A Look Back at the Beatnik Riot
On Sunday, April 9, 1961, what has come to be known as the Beatnik Riot, or Washington Square Folk Riot, took place (see the flashback in the Villager). Since the 1940’s Washington Square Park had been an epicenter for folk music – a public gathering spot where the likes of Bob Dylan, Joan Baez, and David Bennett Cohen could feel at home and play their music freely (see GVSHP’s Village History). In 1961 the Washington Square Association, along with then Parks Commissioner Newbold Morris, acted on their belief that the park should be tranquil and quiet. Police were ordered to remove “the roving troubadours and their followers” from the park.

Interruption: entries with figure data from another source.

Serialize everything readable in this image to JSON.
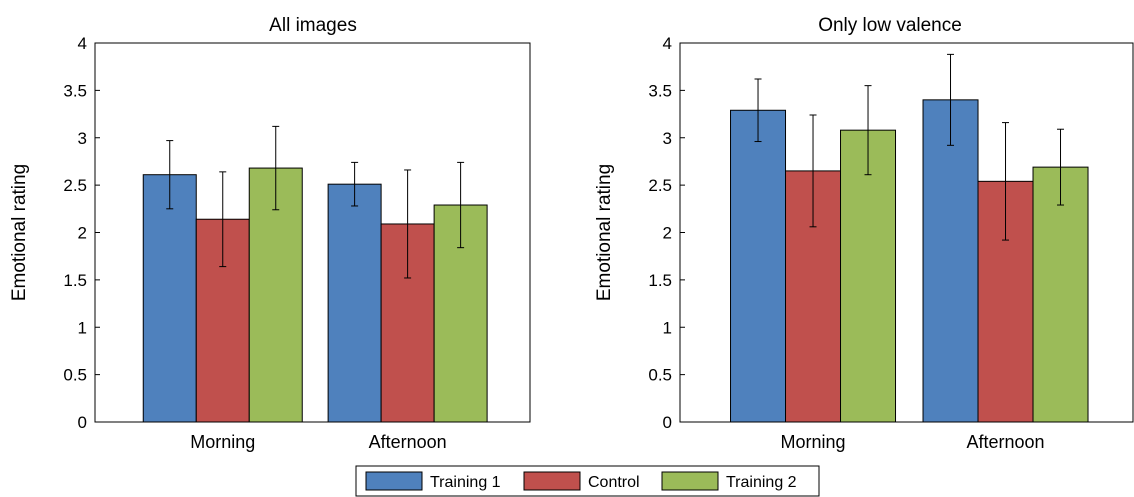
{
  "chart_data": [
    {
      "type": "bar",
      "title": "All images",
      "ylabel": "Emotional rating",
      "xlabel": "",
      "ylim": [
        0,
        4
      ],
      "yticks": [
        "0",
        "0.5",
        "1",
        "1.5",
        "2",
        "2.5",
        "3",
        "3.5",
        "4"
      ],
      "categories": [
        "Morning",
        "Afternoon"
      ],
      "series": [
        {
          "name": "Training 1",
          "values": [
            2.61,
            2.51
          ],
          "errors": [
            0.36,
            0.23
          ]
        },
        {
          "name": "Control",
          "values": [
            2.14,
            2.09
          ],
          "errors": [
            0.5,
            0.57
          ]
        },
        {
          "name": "Training 2",
          "values": [
            2.68,
            2.29
          ],
          "errors": [
            0.44,
            0.45
          ]
        }
      ],
      "grid": false
    },
    {
      "type": "bar",
      "title": "Only low valence",
      "ylabel": "Emotional rating",
      "xlabel": "",
      "ylim": [
        0,
        4
      ],
      "yticks": [
        "0",
        "0.5",
        "1",
        "1.5",
        "2",
        "2.5",
        "3",
        "3.5",
        "4"
      ],
      "categories": [
        "Morning",
        "Afternoon"
      ],
      "series": [
        {
          "name": "Training 1",
          "values": [
            3.29,
            3.4
          ],
          "errors": [
            0.33,
            0.48
          ]
        },
        {
          "name": "Control",
          "values": [
            2.65,
            2.54
          ],
          "errors": [
            0.59,
            0.62
          ]
        },
        {
          "name": "Training 2",
          "values": [
            3.08,
            2.69
          ],
          "errors": [
            0.47,
            0.4
          ]
        }
      ],
      "grid": false
    }
  ],
  "legend": {
    "placement": "bottom-center",
    "items": [
      "Training 1",
      "Control",
      "Training 2"
    ]
  },
  "colors": {
    "Training 1": "#4f81bd",
    "Control": "#c0504d",
    "Training 2": "#9bbb59"
  }
}
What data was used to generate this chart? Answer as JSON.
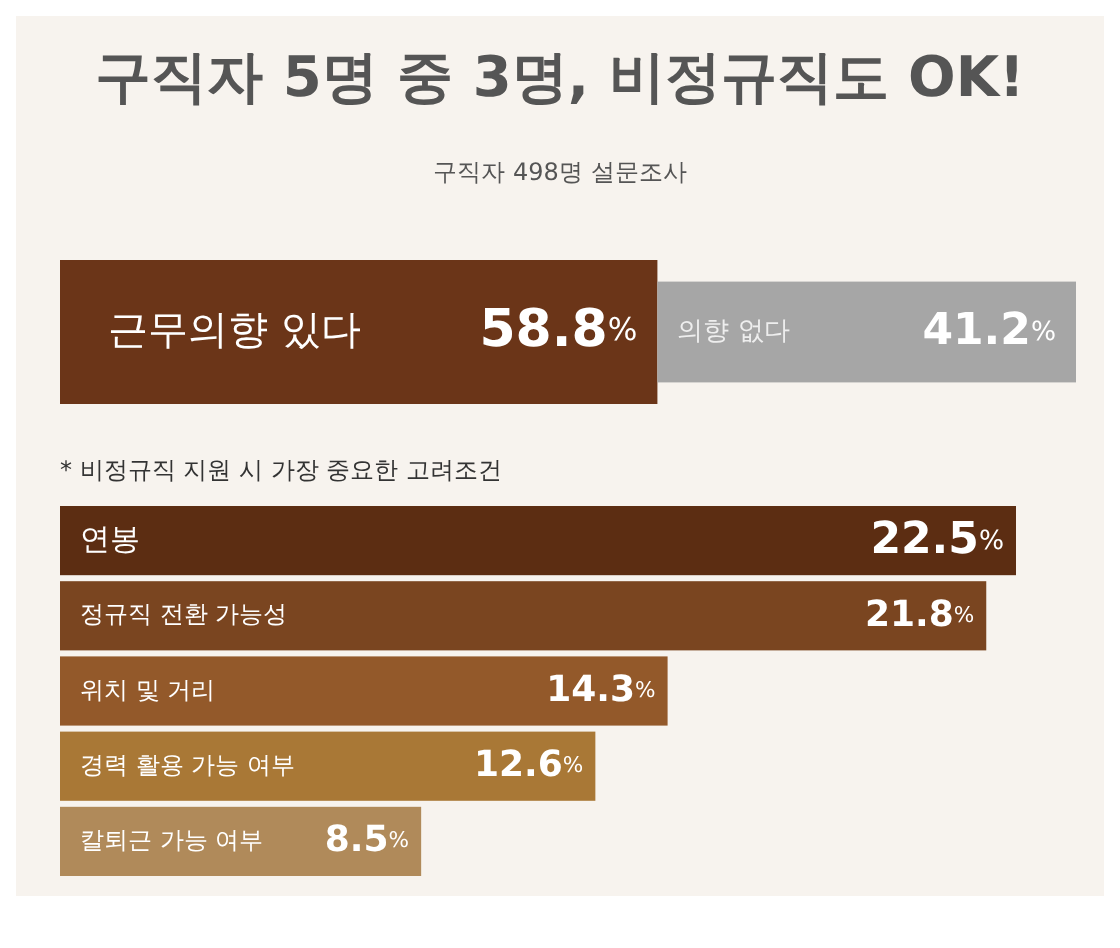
{
  "chart_data": [
    {
      "type": "bar",
      "title": "구직자 5명 중 3명, 비정규직도 OK!",
      "subtitle": "구직자 498명 설문조사",
      "orientation": "horizontal",
      "stacked": true,
      "categories": [
        null
      ],
      "xlim": [
        0,
        100
      ],
      "tick_labels": false,
      "series": [
        {
          "name": "근무의향 있다",
          "color": "#6b3518",
          "values": [
            58.8
          ],
          "value_labels": [
            "58.8%"
          ]
        },
        {
          "name": "의향 없다",
          "color": "#a6a6a6",
          "values": [
            41.2
          ],
          "value_labels": [
            "41.2%"
          ]
        }
      ]
    },
    {
      "type": "bar",
      "title": "* 비정규직 지원 시 가장 중요한 고려조건",
      "orientation": "horizontal",
      "categories": [
        "연봉",
        "정규직 전환 가능성",
        "위치 및 거리",
        "경력 활용 가능 여부",
        "칼퇴근 가능 여부"
      ],
      "values": [
        22.5,
        21.8,
        14.3,
        12.6,
        8.5
      ],
      "value_labels": [
        "22.5%",
        "21.8%",
        "14.3%",
        "12.6%",
        "8.5%"
      ],
      "colors": [
        "#5c2d12",
        "#7a4520",
        "#93592a",
        "#a97836",
        "#b08a5a"
      ],
      "xlim": [
        0,
        22.5
      ],
      "tick_labels": false
    }
  ]
}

On Sunday, April 9th, close to 3,000 “Beatniks,” including a 19-year-old Bob Dylan, came to the park to play their music in opposition of this ban. The protest was arranged by Izzy Young, head of the Folklore Center on MacDougal Street. A group of protestors who sat in the fountain singing “We Shall Not be Moved” was attacked by police with billy clubs. Another group sang the Star Spangled Banner, thinking police would not attack such a display of patriotism- they were wrong. Even the mounted police unit was present. All in all, many were arrested and many more were pushed, shoved, and ordered out. Eventually the ban was lifted after more protests ensued and a 1,500 person petition was signed.
Very little documentation remains from that significant day, other than a 17-minute film taken of the riot by Dan Drasin titled “Sunday” (which can be viewed online) and photos taken by Izzy Young. The legacy of free-spirit and artistic creation in Washington Square Park, however, remains ever-present.